The Reality Called Israel

No one knows the fate of the 132 hostages taken by the Hamas monsters, but we all know that many will never come home. It hurts. And it hurts to know how many people don’t care to know about that reality at all.

The Reality Called Israel

With the plight of Gaza’s civilian population so much in the public eye, it feels almost politically incorrect to talk about the highly traumatic experience of Israelis in the wake of Hamas’s devastating October 7 terrorist attack. I just returned from a visit to Israel, where my father passed away in February. I grew up in Israel, and now make my home in Santa Barbara, and wanted to share some of my perceptions at this extraordinarily challenging moment in Israel’s history.

My father was Dutch and my mother is Polish. I grew up in a European household, raised on humanist values, embracing cultural diversity. My aba (father) grew up in a home that was both Zionist and at the same time extremely progressive. My siblings and I were taught from a very early age to view and treat all people as equals. My father’s friends included many who were Palestinian, Bedouin, and Arab Israeli, and one of my earliest memories is going with my father to midnight mass in Bethlehem.
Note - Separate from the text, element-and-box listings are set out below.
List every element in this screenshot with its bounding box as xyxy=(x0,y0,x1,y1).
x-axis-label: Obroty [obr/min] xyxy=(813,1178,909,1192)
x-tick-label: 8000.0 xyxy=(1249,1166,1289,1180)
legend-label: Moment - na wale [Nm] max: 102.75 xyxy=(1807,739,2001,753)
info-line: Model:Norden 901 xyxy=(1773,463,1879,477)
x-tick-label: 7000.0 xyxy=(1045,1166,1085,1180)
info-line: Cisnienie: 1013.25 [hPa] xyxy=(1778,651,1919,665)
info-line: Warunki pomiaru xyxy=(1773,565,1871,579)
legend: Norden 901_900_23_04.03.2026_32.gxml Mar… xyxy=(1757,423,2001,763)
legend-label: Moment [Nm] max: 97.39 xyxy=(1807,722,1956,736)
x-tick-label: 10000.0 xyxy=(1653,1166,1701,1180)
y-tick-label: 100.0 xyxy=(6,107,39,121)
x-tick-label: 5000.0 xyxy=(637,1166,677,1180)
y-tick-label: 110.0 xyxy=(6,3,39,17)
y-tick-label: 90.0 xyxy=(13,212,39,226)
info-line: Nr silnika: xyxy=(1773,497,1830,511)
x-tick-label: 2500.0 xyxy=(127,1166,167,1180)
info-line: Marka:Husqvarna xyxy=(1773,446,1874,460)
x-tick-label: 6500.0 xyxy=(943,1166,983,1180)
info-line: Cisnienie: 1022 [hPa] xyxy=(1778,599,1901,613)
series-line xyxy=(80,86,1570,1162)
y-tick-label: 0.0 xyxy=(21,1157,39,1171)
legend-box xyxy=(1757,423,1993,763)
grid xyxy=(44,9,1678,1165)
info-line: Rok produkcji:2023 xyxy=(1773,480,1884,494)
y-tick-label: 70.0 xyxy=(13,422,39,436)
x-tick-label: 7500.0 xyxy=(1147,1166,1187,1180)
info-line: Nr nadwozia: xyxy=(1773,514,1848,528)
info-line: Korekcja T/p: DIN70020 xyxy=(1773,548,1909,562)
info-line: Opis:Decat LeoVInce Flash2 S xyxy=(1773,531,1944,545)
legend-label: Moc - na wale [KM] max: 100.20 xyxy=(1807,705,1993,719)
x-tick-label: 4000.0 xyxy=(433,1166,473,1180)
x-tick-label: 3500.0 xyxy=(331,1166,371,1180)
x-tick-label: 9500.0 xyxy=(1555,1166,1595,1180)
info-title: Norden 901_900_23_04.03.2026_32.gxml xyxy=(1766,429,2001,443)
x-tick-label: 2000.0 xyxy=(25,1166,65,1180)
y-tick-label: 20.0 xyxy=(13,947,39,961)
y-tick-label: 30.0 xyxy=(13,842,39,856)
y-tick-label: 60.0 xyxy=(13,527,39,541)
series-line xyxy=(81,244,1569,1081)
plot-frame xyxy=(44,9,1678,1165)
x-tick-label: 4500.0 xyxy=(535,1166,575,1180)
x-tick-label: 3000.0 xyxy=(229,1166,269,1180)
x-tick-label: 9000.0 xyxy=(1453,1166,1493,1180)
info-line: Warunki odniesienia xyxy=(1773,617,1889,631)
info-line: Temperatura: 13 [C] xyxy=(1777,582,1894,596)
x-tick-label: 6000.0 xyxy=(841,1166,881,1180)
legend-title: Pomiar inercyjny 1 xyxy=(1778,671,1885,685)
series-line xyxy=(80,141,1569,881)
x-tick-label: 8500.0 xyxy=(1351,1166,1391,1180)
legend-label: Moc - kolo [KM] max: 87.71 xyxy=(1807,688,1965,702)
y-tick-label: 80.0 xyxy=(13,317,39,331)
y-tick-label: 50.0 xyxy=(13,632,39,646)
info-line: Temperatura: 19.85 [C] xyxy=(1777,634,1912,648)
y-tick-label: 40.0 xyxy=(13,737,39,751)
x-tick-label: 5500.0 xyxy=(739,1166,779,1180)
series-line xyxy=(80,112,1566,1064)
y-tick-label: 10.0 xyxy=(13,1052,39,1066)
Aba spoke and wrote fluent Arabic, along with seven other languages. He also danced and played flamenco, and from him I got a love of music that was truly international.

Since moving to the U.S. many years ago, I’ve visited Israel countless times. But this visit felt very different. I arrived on Yom HaShoah (Holocaust Memorial Day in Israel). When you grow up in Israel, Yom HaShoah is a powerful part of childhood, marked by a special ceremony in school. I heard many stories from my heroic Polish grandfather, who lost 99 percent of his family. And from my father, sharing his memories as a 5-year-old fleeing Amsterdam on a boat to London, hiding under a tarp with his mother during the crossing. He remembered Nazis trying to bomb the boat, one bomb missing the boat by millimeters. Theirs was the very last boat to make it out.